Abdullah Gül, Mısır'la ilişkilerin düzeltilmesinin önemine ilişkin, "Mısır'a katkı yapabiliriz. Mısır'ın bu şekilde devam etmesi Mısır'a yük. Hiçbir yerde askeri yönetimler uzun süre devam edemez. Dolayısıyla en kısa süre içerisinde onların demokrasiye geçebilmelerinin yolunun açılması ve siyasi mahkumların kurtarılması yönünde Türkiye'nin katkıları olabileceğine inanıyorum. Bu bağlamda Türkiye-İsrail ilişkileri Filistinliler'in lehine çok iyi neticeler verir; Filistinliler'in hak ve hukukunun korunması, barış sürecindeki katkılarımız açısından. Dolayısıyla bunların da gözden geçirilmesi gerekiyor" diye konuştu.
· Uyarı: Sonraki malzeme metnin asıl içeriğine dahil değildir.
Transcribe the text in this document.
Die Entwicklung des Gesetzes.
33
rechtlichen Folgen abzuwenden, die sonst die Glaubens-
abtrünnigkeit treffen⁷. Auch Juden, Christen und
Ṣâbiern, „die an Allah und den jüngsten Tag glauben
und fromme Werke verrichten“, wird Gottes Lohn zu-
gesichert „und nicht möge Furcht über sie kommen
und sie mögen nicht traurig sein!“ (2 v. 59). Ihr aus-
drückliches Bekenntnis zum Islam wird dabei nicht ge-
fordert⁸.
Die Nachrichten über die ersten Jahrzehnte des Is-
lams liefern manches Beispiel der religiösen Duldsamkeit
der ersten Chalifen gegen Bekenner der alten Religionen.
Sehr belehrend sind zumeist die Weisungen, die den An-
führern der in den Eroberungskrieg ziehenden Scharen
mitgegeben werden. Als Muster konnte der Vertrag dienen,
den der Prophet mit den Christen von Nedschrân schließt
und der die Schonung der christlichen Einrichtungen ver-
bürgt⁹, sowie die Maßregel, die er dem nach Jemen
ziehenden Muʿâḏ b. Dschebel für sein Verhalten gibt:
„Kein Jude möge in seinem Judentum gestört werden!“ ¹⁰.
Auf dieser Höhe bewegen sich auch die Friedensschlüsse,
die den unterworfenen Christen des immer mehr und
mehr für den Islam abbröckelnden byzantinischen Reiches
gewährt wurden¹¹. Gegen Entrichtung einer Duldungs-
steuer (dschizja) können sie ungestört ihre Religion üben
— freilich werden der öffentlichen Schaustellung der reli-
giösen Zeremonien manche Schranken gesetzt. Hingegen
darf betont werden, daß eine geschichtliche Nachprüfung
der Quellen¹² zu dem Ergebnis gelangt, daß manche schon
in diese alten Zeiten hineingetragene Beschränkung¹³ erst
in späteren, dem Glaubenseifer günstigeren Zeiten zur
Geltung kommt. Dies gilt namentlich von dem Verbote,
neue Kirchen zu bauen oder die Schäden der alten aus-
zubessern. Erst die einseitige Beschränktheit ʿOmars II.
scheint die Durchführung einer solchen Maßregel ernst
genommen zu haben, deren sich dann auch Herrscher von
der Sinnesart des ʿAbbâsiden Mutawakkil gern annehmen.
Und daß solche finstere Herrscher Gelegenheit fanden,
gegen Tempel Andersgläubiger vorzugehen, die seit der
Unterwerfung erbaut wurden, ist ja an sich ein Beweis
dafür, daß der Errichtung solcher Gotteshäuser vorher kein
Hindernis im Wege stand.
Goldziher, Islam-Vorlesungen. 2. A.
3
Siyasi ve diplomasi alanında yapılması gerekenler için ekonominin de düzgün gitmesi gerektiğini belirten Gül, şunları kaydetti: "Bunun için de sinerjimizi oluşturmamız, bütün aktörlerin belli bir noktaya yönelmesi ve Türkiye'nin her alanda gelişmiş, demokratik, hukuk normlarını muhakkak güçlü bir şekilde adapte etmesi gerekir. Türkiye'nin genç, dinamik ve girişimci nüfusu, potansiyeli düzgün kurallarla birleştiğinde çok büyük neticeler verecektir. Nitekim, AK Parti iktidarının ilk dönemindeki reform süreci bunun neticelerini göstermiştir. Benim hep öne çıkardığım yumuşak güç unsurlarının en önemli tarafı hukuktur, kurallardır, kurumlardır ve kurumlardaki liyakatli atamalardır.
Bunları yapmazsak işimiz kolay değil. Biz artık son 10 yıl içinde yaptığımız bütün reformlar ve gösterdiğimiz performansla Türkiye'yi dünya ekonomisiyle iyice entegre ettik. Türkiye artık küresel ekonomiye entegre olmuş bir ülke. Dünya ile bu kadar beraber olmak dışarıdan gelecek avantajları kullanmaya fırsat verdiği gibi dışarıdan gelecek şokların zararına da açık hale getiriyor. Tasarrufu düşük bir ülkeyiz. Reform süreci içinde güveni artırdığımız için Türkiye'ye çok büyük yabancı sermaye geldi ama eğer biz bu süreci güçlü tutmazsak bu tersine de işleyebilir."
Gül, makro ekonomik reformların mikro ekonomik reformlarla desteklenmesi gerektiğini vurgulayarak, "Aslında programlar ve yazılı belgeler açısından bakıldığında her şey çok mükemmel. Bunların uygulanması her şeyin başında geliyor ve bu güveni artırıyor. Güveni artıran bir başka unsur da iyi yönetişim unsurlarını her alanda çok güçlü bir şekilde etkin hale getirmek." dedi.